Minimizing Disclosure Risk in HHS Open Data Initiatives. III. Protecting Data Against Disclosure


There are two general approaches that are used to release microdata in a way that protects the data from disclosure. One is by restricting access to the data, and the other is by restricting the data that are released for public access (National Research Council 2005). The latter approach encompasses a wide range of techniques that include suppressing variables and changing their values. Legal restrictions may be relevant to either approach, although as we note below, federal regulations place much more responsibility upon the data producer than the user.

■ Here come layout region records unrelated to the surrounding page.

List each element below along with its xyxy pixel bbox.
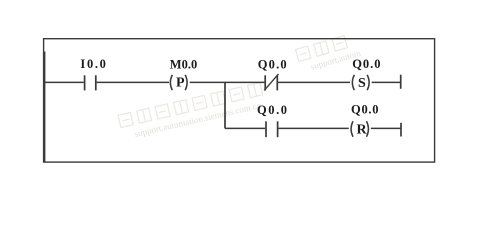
watermark tile B: [295, 32, 362, 74]
NO contact I0.0: [85, 75, 96, 90]
svg-text:P: P: [176, 76, 185, 91]
watermark tile A: [118, 83, 266, 142]
svg-text:R: R: [357, 122, 368, 137]
coil (S) Q0.0 set: [352, 75, 369, 90]
wire: [225, 127, 265, 129]
branch wire junction: [224, 82, 226, 128]
svg-text:Q0.0: Q0.0: [352, 57, 380, 71]
left power rail: [43, 52, 45, 162]
svg-text:Q0.0: Q0.0: [258, 57, 287, 71]
wire: [371, 127, 401, 129]
NC contact Q0.0: [264, 74, 278, 91]
wire: [190, 81, 265, 83]
wire: [44, 81, 84, 83]
wire: [372, 81, 401, 83]
NO contact Q0.0 rung 2: [266, 121, 278, 137]
wire: [97, 81, 169, 83]
coil (R) Q0.0 reset: [351, 121, 368, 137]
wire: [278, 127, 348, 129]
svg-text:M0.0: M0.0: [170, 57, 198, 71]
svg-text:I0.0: I0.0: [80, 57, 106, 71]
wire: [278, 81, 350, 83]
svg-text:Q0.0: Q0.0: [257, 103, 287, 117]
right rail stub rung 2: [400, 123, 402, 137]
coil (P) M0.0 positive edge: [170, 75, 187, 90]
svg-text:S: S: [358, 76, 366, 91]
svg-text:Q0.0: Q0.0: [351, 102, 379, 116]
svg-text:support.automation.siemens.com: support.automation.siemens.com.cn: [134, 100, 263, 139]
right rail stub rung 1: [400, 75, 402, 89]
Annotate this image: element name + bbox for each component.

A common way to view disclosure risk is to express the probability of disclosure as the product of two terms: (1) the probability of a successful re-identification conditional on someone trying to re-identify a record and (2) the probability that someone will try to re-identify a record (Marsh et al. 1991). A data producer can reduce the risk of disclosure by reducing either of these probabilities. For example, charging a high fee for a public use file reduces the probability that a potential intruder will even acquire the file. Sampling reduces the certainty that someone of interest is included on the file, which will also discourage potential intruders. Altering the data values in various ways reduces the likelihood of a re-identification and in so doing may also discourage attempts at re-identification. In addition, altering the data reduces the potential value of the information gained by re-identification, which may further reduce the likelihood that a would-be intruder will attempt a re-identification.

In this chapter we review strategies for restricting access and restricting the data. We also examine the legal environment and discuss approaches to assessing disclosure risk.